Dr. Steven Koch joined District 155 in 2001 as a Prairie Ridge English teacher. He served as English department chairman from 2005 until 2008, when he assumed his role as the district’s director of staff development. He returned to Prairie Ridge as the school’s fourth principal in July 2013. Dr. Koch received both a B.A. degree in secondary English education with a minor in rhetoric and a M.A. degree in English literature from the University of Illinois at Urbana-Champaign. He has both an Educational Specialist degree and a Type 75 certification from Northern Illinois University. Koch earned his Ed.D. degree from NIU for his work concentrating on public school officials’ authority over student cyberspeech. Koch’s wife, Katie, is a member of the District 155 math faculty, and together they have three children.

Dr. Douglas J. Moeller is the superintendent of schools for DeKalb Community Unit School District (CUSD) 428. The day after graduating from Elgin High School, in Elgin Ill., he left home to begin six years of service in the United States Marine Corps. Upon completing his military service, Dr. Moeller attended Northern Illinois University and earned a B.S. degree in mathematics and economics. He immediately found employment as a corporate actuary, and spent nine years working for both Kemper Corporation and Allstate Insurance Company’s International Reinsurance Division. Although this profession was monetarily rewarding, it was not personally fulfilling. His wife, Christine, was an elementary school teacher, and seeing the positive impact she was having on the lives of children, Dr. Moeller made a career change to teach.

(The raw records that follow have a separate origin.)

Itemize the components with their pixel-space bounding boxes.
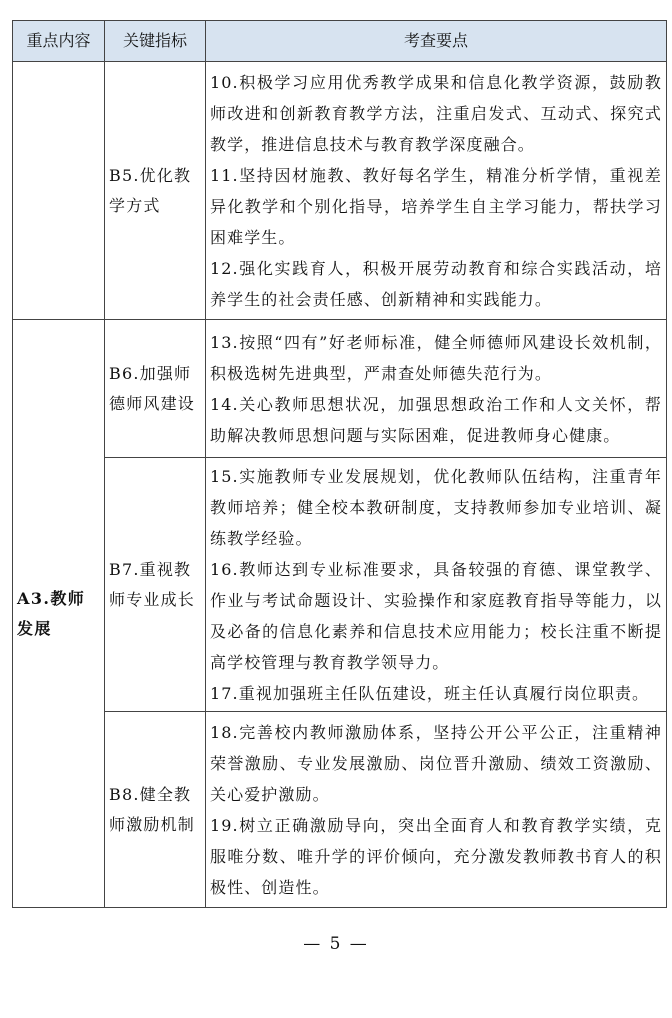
point-14: 14.关心教师思想状况，加强思想政治工作和人文关怀，帮助解决教师思想问题与实际困难，促进教师身心健康。 — [210, 394, 662, 445]
point-10: 10.积极学习应用优秀教学成果和信息化教学资源，鼓励教师改进和创新教育教学方法，注重启发式、互动式、探究式教学，推进信息技术与教育教学深度融合。 — [210, 72, 662, 154]
points-b7 — [206, 458, 667, 712]
point-12: 12.强化实践育人，积极开展劳动教育和综合实践活动，培养学生的社会责任感、创新精神和实践能力。 — [210, 258, 662, 309]
point-13: 13.按照“四有”好老师标准，健全师德师风建设长效机制，积极选树先进典型，严肃查处师德失范行为。 — [210, 332, 662, 383]
point-11: 11.坚持因材施教、教好每名学生，精准分析学情，重视差异化教学和个别化指导，培养学生自主学习能力，帮扶学习困难学生。 — [210, 165, 662, 247]
header-check-points: 考查要点 — [206, 21, 667, 62]
point-16: 16.教师达到专业标准要求，具备较强的育德、课堂教学、作业与考试命题设计、实验操作和家庭教育指导等能力，以及必备的信息化素养和信息技术应用能力；校长注重不断提高学校管理与教育教学领导力。 — [210, 559, 662, 672]
table-row — [13, 62, 667, 320]
header-key-indicator: 关键指标 — [105, 21, 206, 62]
indicator-b6: B6.加强师德师风建设 — [105, 320, 206, 458]
indicator-b5: B5.优化教学方式 — [105, 62, 206, 320]
indicator-b8: B8.健全教师激励机制 — [105, 712, 206, 908]
point-17: 17.重视加强班主任队伍建设，班主任认真履行岗位职责。 — [210, 683, 650, 703]
table-header-row — [13, 21, 667, 62]
points-b5 — [206, 62, 667, 320]
points-b6 — [206, 320, 667, 458]
evaluation-table — [12, 20, 667, 908]
header-key-content: 重点内容 — [13, 21, 105, 62]
table-row — [13, 712, 667, 908]
page-number: — 5 — — [303, 934, 369, 954]
area-cell-top-continuation — [13, 62, 105, 320]
points-b8 — [206, 712, 667, 908]
table-row — [13, 320, 667, 458]
table-row — [13, 458, 667, 712]
area-a3-teacher-development: A3.教师发展 — [13, 320, 105, 908]
indicator-b7: B7.重视教师专业成长 — [105, 458, 206, 712]
point-15: 15.实施教师专业发展规划，优化教师队伍结构，注重青年教师培养；健全校本教研制度，支持教师参加专业培训、凝练教学经验。 — [210, 466, 662, 548]
point-19: 19.树立正确激励导向，突出全面育人和教育教学实绩，克服唯分数、唯升学的评价倾向，充分激发教师教书育人的积极性、创造性。 — [210, 815, 662, 897]
point-18: 18.完善校内教师激励体系，坚持公开公平公正，注重精神荣誉激励、专业发展激励、岗位晋升激励、绩效工资激励、关心爱护激励。 — [210, 722, 662, 804]
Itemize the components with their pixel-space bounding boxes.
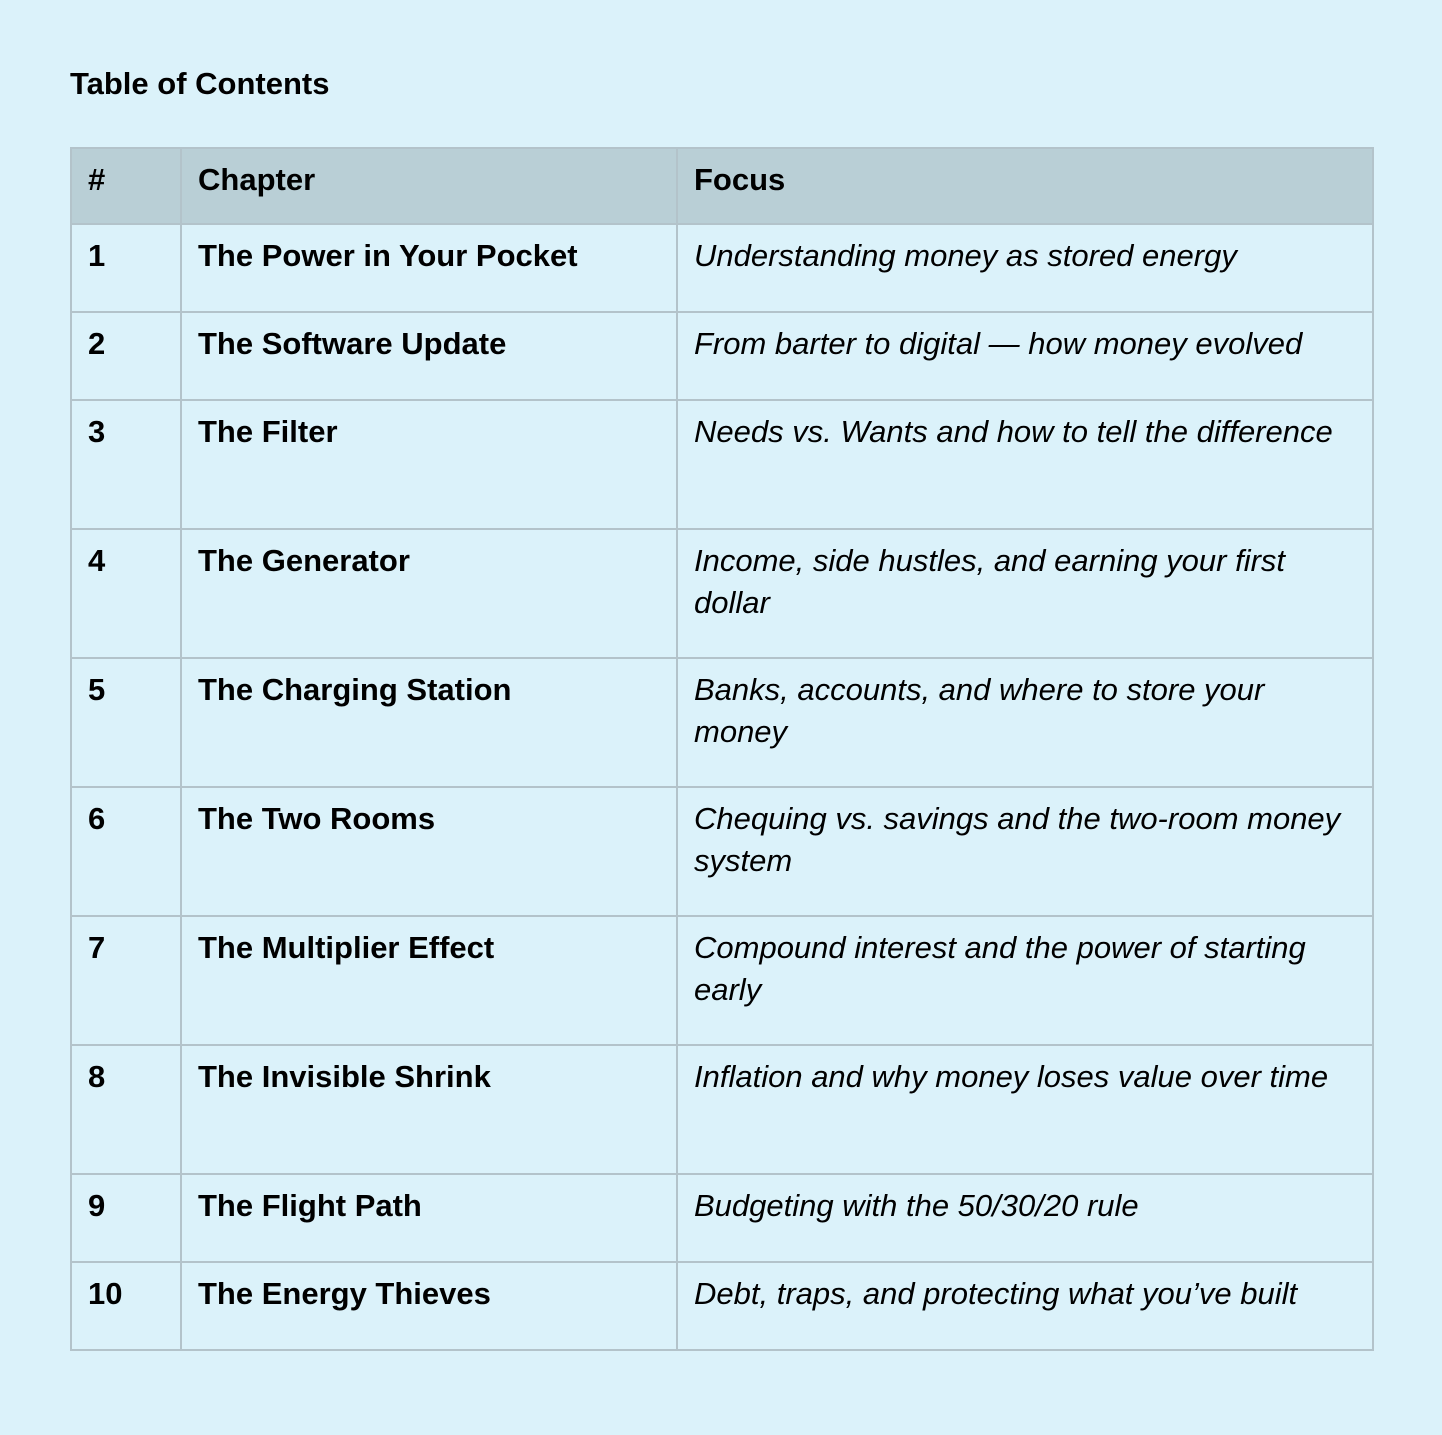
chapter-focus: Understanding money as stored energy <box>677 224 1373 312</box>
chapter-number: 8 <box>71 1045 181 1174</box>
toc-table <box>70 147 1374 1351</box>
table-row <box>71 916 1373 1045</box>
table-row <box>71 529 1373 658</box>
chapter-title: The Generator <box>181 529 677 658</box>
table-row <box>71 224 1373 312</box>
chapter-number: 5 <box>71 658 181 787</box>
chapter-focus: Needs vs. Wants and how to tell the difference <box>677 400 1373 529</box>
table-header-row <box>71 148 1373 224</box>
chapter-number: 9 <box>71 1174 181 1262</box>
chapter-focus: Budgeting with the 50/30/20 rule <box>677 1174 1373 1262</box>
chapter-focus: Inflation and why money loses value over time <box>677 1045 1373 1174</box>
chapter-title: The Software Update <box>181 312 677 400</box>
chapter-number: 7 <box>71 916 181 1045</box>
chapter-focus: Compound interest and the power of starting early <box>677 916 1373 1045</box>
chapter-focus: Debt, traps, and protecting what you’ve built <box>677 1262 1373 1350</box>
chapter-focus: Income, side hustles, and earning your first dollar <box>677 529 1373 658</box>
chapter-number: 10 <box>71 1262 181 1350</box>
chapter-title: The Multiplier Effect <box>181 916 677 1045</box>
chapter-focus: Chequing vs. savings and the two-room money system <box>677 787 1373 916</box>
chapter-title: The Two Rooms <box>181 787 677 916</box>
chapter-number: 2 <box>71 312 181 400</box>
table-row <box>71 787 1373 916</box>
chapter-title: The Energy Thieves <box>181 1262 677 1350</box>
chapter-number: 3 <box>71 400 181 529</box>
chapter-title: The Charging Station <box>181 658 677 787</box>
chapter-focus: From barter to digital — how money evolved <box>677 312 1373 400</box>
chapter-focus: Banks, accounts, and where to store your money <box>677 658 1373 787</box>
header-number: # <box>71 148 181 224</box>
chapter-number: 1 <box>71 224 181 312</box>
chapter-title: The Filter <box>181 400 677 529</box>
table-row <box>71 400 1373 529</box>
chapter-number: 6 <box>71 787 181 916</box>
table-row <box>71 1262 1373 1350</box>
table-row <box>71 658 1373 787</box>
chapter-title: The Power in Your Pocket <box>181 224 677 312</box>
chapter-title: The Invisible Shrink <box>181 1045 677 1174</box>
table-row <box>71 1045 1373 1174</box>
table-row <box>71 312 1373 400</box>
chapter-number: 4 <box>71 529 181 658</box>
page-title: Table of Contents <box>70 66 330 101</box>
chapter-title: The Flight Path <box>181 1174 677 1262</box>
table-row <box>71 1174 1373 1262</box>
header-focus: Focus <box>677 148 1373 224</box>
header-chapter: Chapter <box>181 148 677 224</box>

He began his career in education as a mathematics teacher at Gifford Street High School, an alternative high school located in Elgin School District U-46. During this time, Dr. Moeller also worked as an adjunct instructor for Elgin Community College teaching Calculus, Differential Equations, and Probability & Statistics. He then served as a dean of students and chair of the special education department at Elgin High School. His last position in U-46 was as the school district’s director for mathematics and science.

Dr. Moeller joined DeKalb CUSD 428 in 2009 as the principal of DeKalb High School. While serving in this position he worked on the construction of, and opened, the new DeKalb High School in the fall of 2011. Before assuming his current position, Dr. Moeller was the assistant superintendent for curriculum and student services in DeKalb. He holds a Ph.D. degree in educational organization and leadership from the University of Illinois at Urbana-Champaign.

Now in her 19th year as an educator, Dr. Erika Schlichter is beginning her second year as the chief academic officer for Huntley Community School District 158, a large unit district in McHenry County. In this role she collaborates to provide leadership in all aspects of teaching and learning for the district. She comes to this position having served in curriculum leadership, human resources leadership, high school building administration, and high school teaching roles in several large unit districts in the greater Chicago area.

Dr. Schlichter is a graduate of NIU and the University of Wisconsin-Madison. After receiving a B.A. degree in history and Spanish from UW-Madison, she went on to a career in education and simultaneously pursued graduate work at NIU. She holds multiple degrees from NIU, including an M.S.Ed. degree in curriculum and instruction-secondary education, an M.S.Ed. degree in education administration, and an Ed.D. degree in education administration.